I guess the response of "You're shi**ing me. You want me to study and point to a face?" whilst looking directly at the nurse isn't exactly the expected or kosher response when an appendix has ruptured (although the nurse was very nice).

I do however agree that pain is subjective. Dentists can grind away on my teeth and I don't feel much but have known others to cringe when getting the numbing gel put on.

It is also a very interesting issue - when I had both my daughters the medical profession here expected you to have a natural birth. They offered absolutely NO pain meds and assured the episiotomy (if needed) would be done during a contraction I guess going on the theory that the human brain can only ever feel so much pain so a bit more isn't going to (ahem) hurt one way or another.

I delivered both my daughters without anything here - (and thinking on it now I dunno why since I did it all without anything I bothered going to the hospital at all in the first place) and the PAIN was considerable. Nothing to be taken lightly and in my day ALL women here experienced it.

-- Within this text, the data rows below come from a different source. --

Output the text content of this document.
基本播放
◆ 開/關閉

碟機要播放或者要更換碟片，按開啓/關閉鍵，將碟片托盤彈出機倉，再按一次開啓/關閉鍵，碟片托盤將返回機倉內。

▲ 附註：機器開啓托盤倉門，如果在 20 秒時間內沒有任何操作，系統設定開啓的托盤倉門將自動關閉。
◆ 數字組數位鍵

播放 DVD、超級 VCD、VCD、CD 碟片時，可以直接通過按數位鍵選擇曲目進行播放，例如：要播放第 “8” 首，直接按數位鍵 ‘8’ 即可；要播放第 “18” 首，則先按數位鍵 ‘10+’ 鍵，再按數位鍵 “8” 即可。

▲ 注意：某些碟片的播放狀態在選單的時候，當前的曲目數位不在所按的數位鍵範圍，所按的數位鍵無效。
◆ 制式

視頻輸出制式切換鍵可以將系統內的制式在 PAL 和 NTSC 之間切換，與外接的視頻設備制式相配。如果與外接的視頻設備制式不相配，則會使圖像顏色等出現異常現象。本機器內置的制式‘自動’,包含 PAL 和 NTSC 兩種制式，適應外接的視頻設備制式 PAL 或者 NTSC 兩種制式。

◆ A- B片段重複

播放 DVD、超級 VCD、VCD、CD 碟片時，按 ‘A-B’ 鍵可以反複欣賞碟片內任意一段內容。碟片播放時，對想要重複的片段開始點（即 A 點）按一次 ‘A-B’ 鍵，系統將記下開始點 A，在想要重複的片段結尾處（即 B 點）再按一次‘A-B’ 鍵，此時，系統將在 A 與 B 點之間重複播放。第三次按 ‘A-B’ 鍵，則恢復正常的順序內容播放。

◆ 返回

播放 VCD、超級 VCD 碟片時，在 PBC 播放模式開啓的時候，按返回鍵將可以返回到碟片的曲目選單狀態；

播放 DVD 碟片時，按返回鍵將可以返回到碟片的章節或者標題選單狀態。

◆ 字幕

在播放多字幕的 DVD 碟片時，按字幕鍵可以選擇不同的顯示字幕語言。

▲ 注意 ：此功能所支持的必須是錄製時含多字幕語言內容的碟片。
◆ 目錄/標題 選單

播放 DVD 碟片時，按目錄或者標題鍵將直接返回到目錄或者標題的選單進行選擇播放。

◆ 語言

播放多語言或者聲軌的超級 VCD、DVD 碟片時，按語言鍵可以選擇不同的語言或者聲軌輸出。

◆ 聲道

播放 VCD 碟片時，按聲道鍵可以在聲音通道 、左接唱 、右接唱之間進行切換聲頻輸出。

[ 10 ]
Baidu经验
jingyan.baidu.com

When the daughter had the twins it was a scheduled caesarian with full meds and when she went in to deliver the granddaughter they gave her a spinal block. I'm really not sure what that is but it apparently blocks the pain during delivery.

Am kinda wondering now "when" the medical profession decided to stop this natural childbirth aka doing it ALL on your own totally and completely to giving medication & procedures for the pain?

Begs the question - could a MAN suffer the pain of childbirth?